The link with Velasquez in Homme assis appears more direct in that the pose of the subject, with the hands so emphatically thrust down, as well as the colour of the jacket and the shape of the beard recall his portrait of Don Sebastian de Morra, from around 1643-44, also in the Prado. That is in itself an ambiguous image, as it echoes the portraiture of the royals and grandees of the age, yet in fact shows a dwarf who was essentially at the court as an entertainer; this phenomenon was also documented in Las meninas. Velasquez has filled his picture with dignity and pathos, yet the situation of Don Sebastian is steadfastly ambiguous, a notion heightened by the fact that he is shown seated on the floor, emphasising his lowly stature.

Las meninas had doubtless been on Picasso's mind again by the time he painted Homme assis, as only the year before his friend and secretary, the poet Jaime Sabartès, had died; in commemoration, Picasso donated his own series of Las meninas pictures to what is now the Museu Picasso in Barcelona. The musketeers and other figures from that era also owed their existence to a range of other influences. He told Pierre Daix at one point that, 'It's all the fault of your old pal Shakespeare,' referring to some images of the playwright that he had created half a decade earlier to commemorate the 400th anniversary of his birth (Picasso, quoted in P. Daix, Picasso: Life and Art, trans. O. Emmet, New York, 1993, p. 355). Meanwhile, Jacqueline told André Malraux that 'Picasso had discovered those musketeers in an album on Rembrandt during his last illness,' referring to his convalescence from an operation he underwent in late 1965 (André Malraux, A. Malraux, Picasso's Mask, New York, 1994, p. 86).
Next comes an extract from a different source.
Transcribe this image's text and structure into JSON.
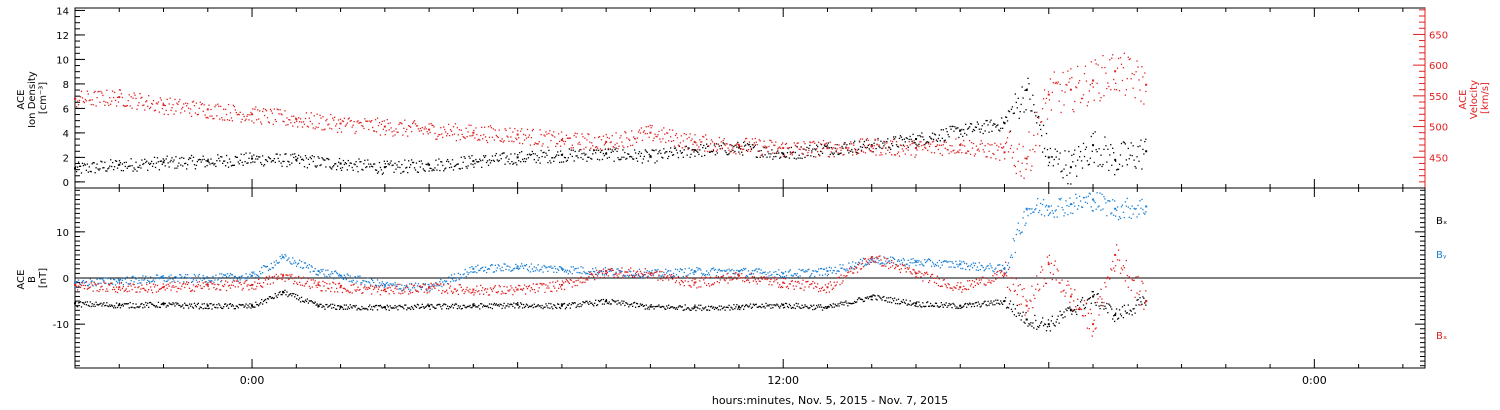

The link between the dashing, often humorous characters such as Homme assis and Picasso's recuperation is often considered direct: with the death of many of his friends and his own illness, he was now fighting back thoughts of mortality. His iconoclastic reincarnations of Rembrandt's and Velasquez's knights and nobles were filled with bravura brushwork that spoke of the artist's incredible energy in creating them. Colour and character alike are present in Homme assis as well as Picasso's never-extinguished thirst for gleeful provocation, almost tangible in the near-Informel depiction of this face of days of yore, this proto-punk reincarnation of one of the protagonists of, say, Alexandre Dumas' Les trois mousquetaires.